Empruntant à Alain Badiou la formule « mieux vaut un désastre qu'un désêtre », Zizek engage à
    
    « courir le risque de la fidélité à un Evénement-Vérité »,

à renoncer à la poursuite systématique de l'option la moins mauvaise dans le souci de l'évitement du pire, même si cela finit en catastrophe, plutôt que
    
    « de végéter en mode survie – la survie utilitaro-hédoniste de ce que Nietzsche a appelé le dernier homme ».

Ce dernier homme (ou ces derniers hommes) que l'on voit fleurir un peu partout sur nos écrans, sans que l'on sache trop s'il s'agit d'un avertissement, d'un fantasme, de la matérialisation d'une peur inconsciente ou d'un appel à la conscience. Et qui est sans doute tout cela à la fois.


(1) On se souvient que le film s'achevait sur une plage par un face-à-face lors duquel le héros maya, Patte de Jaguar, se trouvait « sauvé » de ses poursuivants par l'arrivée pour le moins inattendue des premiers colons espagnols, promesse d'un Nouveau Monde qui passerait forcément par la fin de l'Ancien. Pressentant que plus rien ne serait pareil, Patte de Jaguar emmenait alors sa famille loin dans la forêt. Une fin comparable à celle de Danse avec les Loups où John Dunbar/KevinCostner, abandonne sa tribu pour fuir dans la forêt l'avancée de l'armée lancée à sa recherche, et au-delà l'avancée de la colonisation.
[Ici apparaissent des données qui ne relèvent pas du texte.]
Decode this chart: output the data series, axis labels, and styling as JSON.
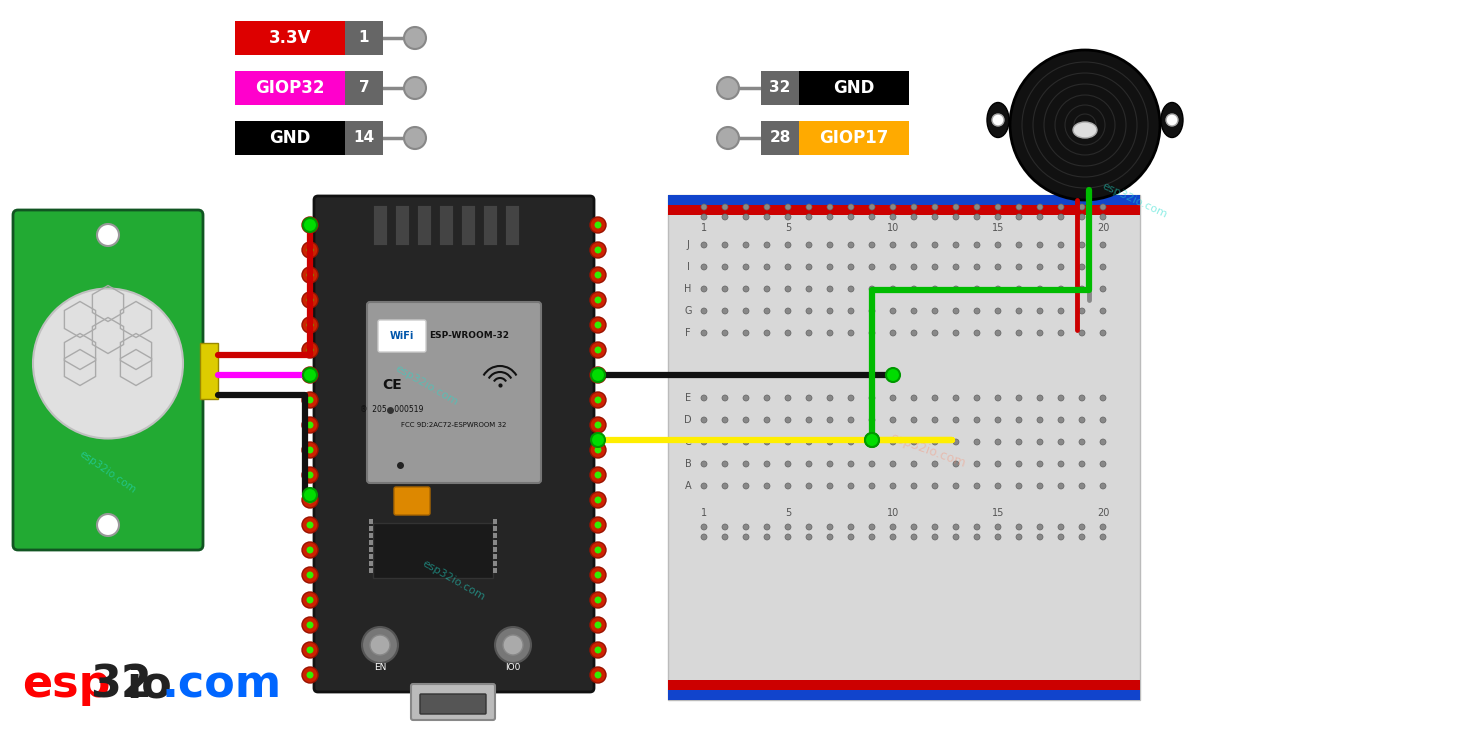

(2) La conception Zizekienne du communisme, comme il le déclarait dans la même émission de France Culture n'est pas celle d' « un système qu'on doit réaliser pour que tout soit bon dans le futur, ce n'est pas le marxisme, c'est seulement le nom de la prise de conscience d'un problème commun, pas un programme ». Dans son livre, Zizek voit d'ailleurs dans des figures comme les super-héros de la séries Heroes, les X-Men ou La Ligue des Gentlemen Extraordinaires, une manière de communauté alternative qui vient à bout des problèmes de manière collective.

(3) L'une des cinq phases de l'attitude occidentale quant aux changements à venir (qui sont autant de chapitres de Vivre la Fin des temps). A savoir :
-Le déni
-La colère
-Le marchandage
-La dépression (dont le Melancholia de Lars Von Trier est sans doute l'ultime et la plus symbolique représentation)
-L'acceptation.

(4) Zizek cite d'ailleurs un film soviétique, Le Fantôme errant en Europe, datant de 1923, comme une adaptation de l'oeuvre de Poe à la sauce Révolution d'Octobre.